Duncan climbed up on the first wagon and looked at the distant city. “We’re going in tonight?” he asked.
Roo glanced at the setting sun and said, “I don’t think so. I’d have to find a stable yard to house this wine until we could move out in the morning. We’re still more than an hour from the gate now. Let’s make a camp and we’ll head in at first light, try to sell some of this before the inns get too busy.”
They made camp and ate a cold meal before a small fire, while the horses, tied in a long picket, grazed along the roadside. Roo had given them the last of the grain and they were making satisfied noises. “What are you going to do with the wagons?” asked Duncan.
“Sell them, I think.” Roo wasn’t sure if he wanted to depend on other shippers, but he didn’t think his time was best spent actually driving the wagons back and forth between Ravensburg and Krondor. “Or maybe hire a driver and send you back for another load after we sell off this lot.”
Duncan shrugged. “Not much by way of excitement, unless you count those two hapless boy bandits.”
Roo said, “One of those ‘boy bandits’ almost put an arrow through my head”—he tapped the side of his skull—“if you remember.”
“There is that.” Duncan sighed. “I mean by way of women and drink.”
“We’ll have some of that tomorrow night.” Roo glanced around. “Turn in—I’ll take the first watch.”
Duncan yawned. “I won’t argue.”
Roo sat by the fire as his cousin grabbed a blanket and crawled under one of the wagons to protect himself from the dew that would form during the night. This close to the ocean it wasn’t a possibility, it was a certainty, and waking up wet wasn’t either man’s idea of a pleasant way to start the day.
Roo considered what he would do first in the morning, and made up several speeches, rehearsing each and discarding this phrase or that as he tried to determine which sales pitch would work best. He had never been a focused thinker in his youth, but so much was riding on his doing well that he became lost in his thinking, and didn’t realize how much time had passed until he noticed the fire burning down. He considered waking Duncan, but decided instead to reconsider some of his sales pitch, and just stuck some more wood in the fire.
He was still practicing his pitch when the lightening sky finally took his attention from the now merely glowing embers of the fire and he shook himself out of his half-daze, half-dreaming, and he realized that he had not truly slept all night. But he was too filled with excitement and too ready to rush forward into his new life and he figured Duncan wouldn’t object to the extra rest. He rose, and found his knees stiff from sitting in the damp, cool night air without moving for hours. His hair was damp, and dew shone upon his cloak as he shook it out.

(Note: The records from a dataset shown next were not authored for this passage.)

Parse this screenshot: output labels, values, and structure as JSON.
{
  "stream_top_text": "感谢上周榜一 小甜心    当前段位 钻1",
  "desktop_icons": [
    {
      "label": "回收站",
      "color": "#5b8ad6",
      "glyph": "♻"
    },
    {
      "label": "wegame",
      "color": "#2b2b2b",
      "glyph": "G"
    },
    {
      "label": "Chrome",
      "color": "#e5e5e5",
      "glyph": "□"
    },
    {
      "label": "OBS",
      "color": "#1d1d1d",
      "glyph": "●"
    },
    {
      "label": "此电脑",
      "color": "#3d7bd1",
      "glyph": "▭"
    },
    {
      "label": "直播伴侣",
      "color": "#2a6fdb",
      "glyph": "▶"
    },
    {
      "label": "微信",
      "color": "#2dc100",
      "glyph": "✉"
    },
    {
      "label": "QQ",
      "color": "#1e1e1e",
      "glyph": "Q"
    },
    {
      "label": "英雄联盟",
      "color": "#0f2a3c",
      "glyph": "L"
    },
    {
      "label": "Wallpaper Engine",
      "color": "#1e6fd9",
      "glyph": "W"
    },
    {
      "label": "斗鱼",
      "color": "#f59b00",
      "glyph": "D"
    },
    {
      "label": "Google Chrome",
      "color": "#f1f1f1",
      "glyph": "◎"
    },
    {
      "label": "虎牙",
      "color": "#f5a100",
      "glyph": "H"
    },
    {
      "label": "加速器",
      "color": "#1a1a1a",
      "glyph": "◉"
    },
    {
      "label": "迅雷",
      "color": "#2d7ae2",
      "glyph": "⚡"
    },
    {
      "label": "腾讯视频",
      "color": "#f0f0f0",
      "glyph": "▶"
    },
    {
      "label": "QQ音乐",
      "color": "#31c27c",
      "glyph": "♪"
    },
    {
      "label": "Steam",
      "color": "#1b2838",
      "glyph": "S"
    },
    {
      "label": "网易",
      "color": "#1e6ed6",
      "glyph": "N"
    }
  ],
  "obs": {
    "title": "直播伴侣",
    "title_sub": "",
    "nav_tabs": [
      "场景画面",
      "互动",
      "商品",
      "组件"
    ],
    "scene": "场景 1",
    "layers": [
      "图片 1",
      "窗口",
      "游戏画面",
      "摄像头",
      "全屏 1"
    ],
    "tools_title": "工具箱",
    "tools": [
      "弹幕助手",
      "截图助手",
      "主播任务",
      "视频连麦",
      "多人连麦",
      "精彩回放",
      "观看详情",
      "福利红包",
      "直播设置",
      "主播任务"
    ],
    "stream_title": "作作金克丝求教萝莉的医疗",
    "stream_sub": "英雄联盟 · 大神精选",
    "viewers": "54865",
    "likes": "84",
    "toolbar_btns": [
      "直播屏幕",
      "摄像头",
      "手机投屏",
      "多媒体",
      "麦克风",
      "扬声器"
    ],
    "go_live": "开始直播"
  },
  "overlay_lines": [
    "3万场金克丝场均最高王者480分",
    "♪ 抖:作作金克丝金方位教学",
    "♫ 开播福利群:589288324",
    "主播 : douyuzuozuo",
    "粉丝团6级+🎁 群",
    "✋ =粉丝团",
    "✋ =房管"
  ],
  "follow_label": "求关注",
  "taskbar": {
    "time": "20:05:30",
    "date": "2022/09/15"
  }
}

“Duncan!” he yelled, rousing his cousin. “We’ve got wine to sell!”
The wagons clattered over the cobbles of Krondor’s streets. Roo indicated Duncan should pull up behind him, over to one side, allowing some room for traffic to pass on the narrow side street. He had picked out his first stop, a modest inn named the Happy Jumper near the edge of the Merchants’ Quarter. The sign was of a pair of children turning a rope for a third who was suspended in midair over it.
Roo pushed open the door and found a quiet common room, with a large man behind the bar cleaning glasses. “Sir?” the barman asked.
“Are you the proprietor?” asked Roo.
“Alistair Rivers at your disposal. How may I be of service?” He was a portly man, but under the fat Roo detected strength—most innkeepers had to have some means of enforcing order. His manner was polite, but distant, until he knew the nature of Roo’s business.
“Rupert Avery,” said Roo, sticking out his hand. “Wine merchant in from Ravensburg.”
The man shook his hand in a perfunctory manner and said, “You need rooms?”
“No, I have wine to sell.”
The man’s expression showed a decided lack of enthusiasm. “I have all the wine I need, thank you.”
Roo said, “But of what quality and character?”
The man looked down his nose at Roo and said, “Make your pitch.”
“I was born in Ravensburg, sir,” began Roo. And then he launched into a brief comparison of the bounties of that small town’s wine craft and what was commonly drunk in Krondor’s more modest establishments.
At the end of his pitch he said, “The service to Krondor has either been bulk wine for the common man or impossibly priced wine for the nobles, but nothing for the merchant catering to a quality clientele, until now. I can provide wine of superior quality at bulk prices, because I don’t transport the bottles!”